Это не было ложью, и все-таки она солгала. Я прислонилась к стене коридора, возле двери, в прохладной чернильной темноте, прислушиваясь к словам госпожи и задыханию ее умирающего мужа.
– Он подвержен пороку пьянства.
– Но такое вздутие живота нетипично…
Доктор умолк, и я представила, как он обдумывает этот странный случай и решает, не позвать ли констебля. Умирающий мужчина, его красавица-жена. Доктор заметил пустые бутылки из-под бурбона, которые мы разбросали внизу нарочно, чтобы его одурачить?
Я шагнула вперед, не в силах сдержать любопытство, и заглянула в приоткрытую дверь. Доктор скрестил руки, побарабанил пальцами и подавил зевоту. Я задумалась, не ждет ли его самого дома красавица-жена, у которой почти готов ужин. Доктор поколебался, потом сказал:
– Стоит послать за священником, миссис Эмвелл. Безотлагательно. Он не переживет эту ночь.
Госпожа прикрыла рот рукой.
– Господи, – выдохнула она с неподдельным изумлением.
По приказу госпожи я проводила доктора до двери. Потом, заперев парадную дверь, обернулась и увидела, что она стоит и ждет меня.
– Давай вместе посидим у огня, – прошептала она, и мы пошли туда, куда всегда уходили. Она накрыла наши ноги одеялом, достала блокнот и стала диктовать письмо к матери, в Норидж. – «Матушка, – начала она, – мой муж тяжело заболел…»
Я написала все, как она сказала, каждое слово, хоть и знала, что ни в одном из них нет правды. И даже когда письмо было закончено – я написала шесть страниц, потом восемь, она все повторяла и повторяла то, что уже говорила, – она продолжала говорить, а я – писать. Ни ей, ни мне не хотелось шевелиться; ни ей, ни мне не хотелось идти наверх. На часах была почти полночь. Дневной свет давно угас.
Но мы не могли сидеть так вечно, потому что внезапно я ощутила что-то странное: что-то липкое и мокрое у себя между ног. В ту же минуту по лестнице, прыгая через ступеньку, сбежала служанка с вытаращенными заплаканными глазами.

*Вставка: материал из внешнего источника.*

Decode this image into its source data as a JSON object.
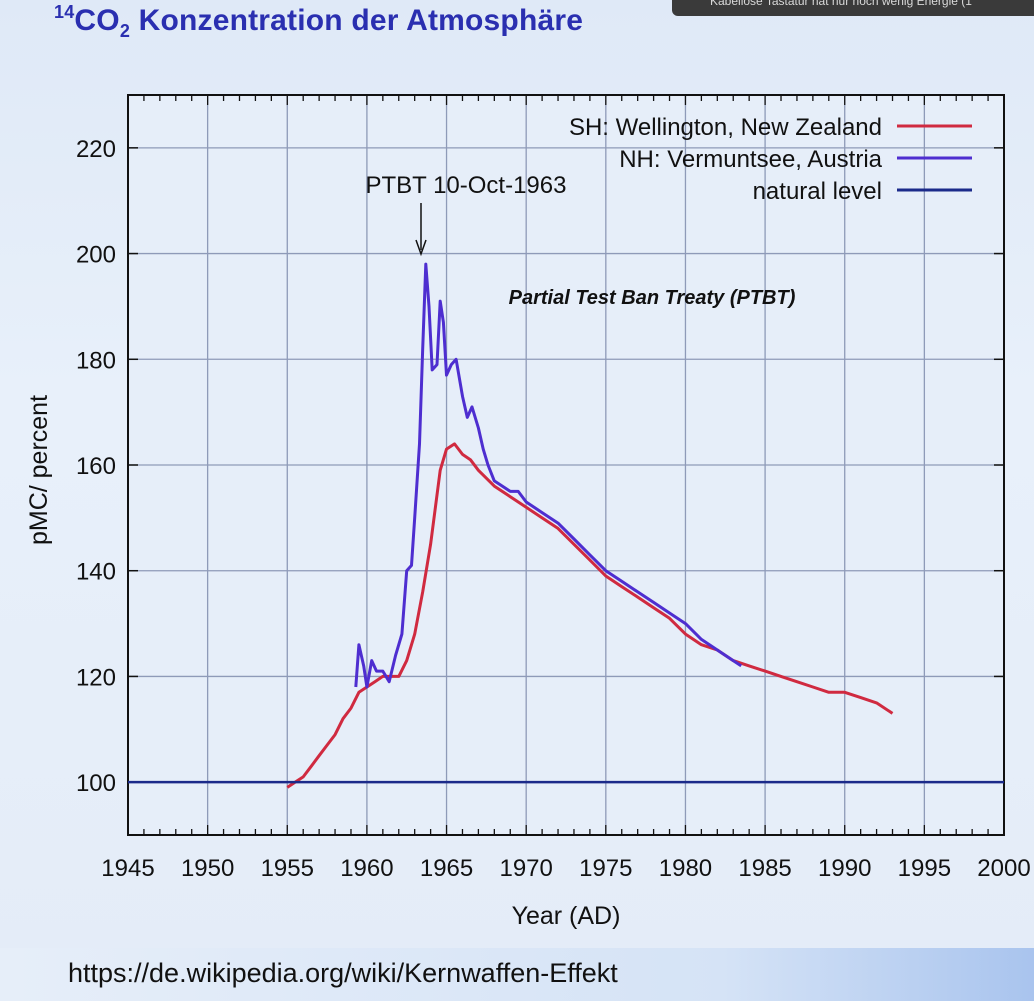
{
  "slide": {
    "title_sup": "14",
    "title_main": "CO",
    "title_sub": "2",
    "title_rest": " Konzentration der Atmosphäre",
    "url": "https://de.wikipedia.org/wiki/Kernwaffen-Effekt",
    "notification": "Kabellose Tastatur hat nur noch wenig Energie (1"
  },
  "colors": {
    "title": "#2a2fb0",
    "sh": "#d02a40",
    "nh": "#4e2ed0",
    "natural": "#1b2a8a",
    "grid": "#8e9ab8"
  },
  "chart_data": {
    "type": "line",
    "xlabel": "Year (AD)",
    "ylabel": "pMC/ percent",
    "xlim": [
      1945,
      2000
    ],
    "ylim": [
      90,
      230
    ],
    "xticks": [
      1945,
      1950,
      1955,
      1960,
      1965,
      1970,
      1975,
      1980,
      1985,
      1990,
      1995,
      2000
    ],
    "yticks": [
      100,
      120,
      140,
      160,
      180,
      200,
      220
    ],
    "grid": true,
    "legend_position": "top-right",
    "annotations": [
      {
        "text": "PTBT 10-Oct-1963",
        "x": 1963.78,
        "y": 200
      },
      {
        "text": "Partial Test Ban Treaty (PTBT)",
        "x": 1973.5,
        "y": 190
      }
    ],
    "series": [
      {
        "name": "SH: Wellington, New Zealand",
        "x": [
          1955.0,
          1955.5,
          1956.0,
          1956.5,
          1957.0,
          1957.5,
          1958.0,
          1958.5,
          1959.0,
          1959.5,
          1960.0,
          1960.5,
          1961.0,
          1961.5,
          1962.0,
          1962.5,
          1963.0,
          1963.5,
          1964.0,
          1964.3,
          1964.6,
          1965.0,
          1965.5,
          1966.0,
          1966.5,
          1967.0,
          1968.0,
          1969.0,
          1970.0,
          1971.0,
          1972.0,
          1973.0,
          1974.0,
          1975.0,
          1976.0,
          1977.0,
          1978.0,
          1979.0,
          1980.0,
          1981.0,
          1982.0,
          1983.0,
          1984.0,
          1985.0,
          1986.0,
          1987.0,
          1988.0,
          1989.0,
          1990.0,
          1991.0,
          1992.0,
          1993.0
        ],
        "values": [
          99,
          100,
          101,
          103,
          105,
          107,
          109,
          112,
          114,
          117,
          118,
          119,
          120,
          120,
          120,
          123,
          128,
          136,
          145,
          152,
          159,
          163,
          164,
          162,
          161,
          159,
          156,
          154,
          152,
          150,
          148,
          145,
          142,
          139,
          137,
          135,
          133,
          131,
          128,
          126,
          125,
          123,
          122,
          121,
          120,
          119,
          118,
          117,
          117,
          116,
          115,
          113
        ]
      },
      {
        "name": "NH: Vermuntsee, Austria",
        "x": [
          1959.3,
          1959.5,
          1959.8,
          1960.0,
          1960.3,
          1960.6,
          1961.0,
          1961.4,
          1961.8,
          1962.2,
          1962.5,
          1962.8,
          1963.0,
          1963.3,
          1963.5,
          1963.7,
          1963.9,
          1964.1,
          1964.4,
          1964.6,
          1964.8,
          1965.0,
          1965.3,
          1965.6,
          1966.0,
          1966.3,
          1966.6,
          1967.0,
          1967.3,
          1967.6,
          1968.0,
          1968.5,
          1969.0,
          1969.5,
          1970.0,
          1971.0,
          1972.0,
          1973.0,
          1974.0,
          1975.0,
          1976.0,
          1977.0,
          1978.0,
          1979.0,
          1980.0,
          1981.0,
          1982.0,
          1983.0,
          1983.5
        ],
        "values": [
          118,
          126,
          122,
          118,
          123,
          121,
          121,
          119,
          124,
          128,
          140,
          141,
          150,
          164,
          182,
          198,
          190,
          178,
          179,
          191,
          187,
          177,
          179,
          180,
          173,
          169,
          171,
          167,
          163,
          160,
          157,
          156,
          155,
          155,
          153,
          151,
          149,
          146,
          143,
          140,
          138,
          136,
          134,
          132,
          130,
          127,
          125,
          123,
          122
        ]
      },
      {
        "name": "natural level",
        "x": [
          1945,
          2000
        ],
        "values": [
          100,
          100
        ]
      }
    ]
  }
}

– Миссис Эмвелл, – закричала она, – мне очень жаль, но он больше не дышит.
Миссис Эмвелл сбросила с колен одеяло и вскочила, я последовала за ней. Но, к моему ужасу, по теплому вогнутому следу, там, где я сидела, шла теперь алая полоса, яркая, как только что сорванное яблоко. Я ахнула; неужели смерть собиралась забрать и меня? Задышала, сильнее втягивая воздух, не желая, чтобы он меня покинул.
Миссис Эмвелл уже шла к лестнице, но я окликнула ее.
– Постойте, – взмолилась я, – п-пожалуйста, не оставляйте меня здесь одну.
Сомнений быть не могло: меня снова настигло какое-то ужасное чародейство. Дух мистера Эмвелла, возможно, и оставил его наверху, но, как Джоанна, не совсем ушел. Что еще могло исторгнуть у меня кровь в тот самый миг, когда он умер?
Я осела на пол, на колени, по лицу у меня лились крупные слезы.
– Не оставляйте меня, – снова взмолилась я.
Госпожа странно на меня посмотрела, потому что оставляла меня одну в комнате уже сотни раз, но я чувствовала, как истекаю влажным теплом каждую секунду. Не поднимаясь с пола, я указала на диван, где мы сидели, а вокруг нас плясали тени от свечей, подходя все ближе, дразня меня, и в каждой скрывался мистер Эмвелл.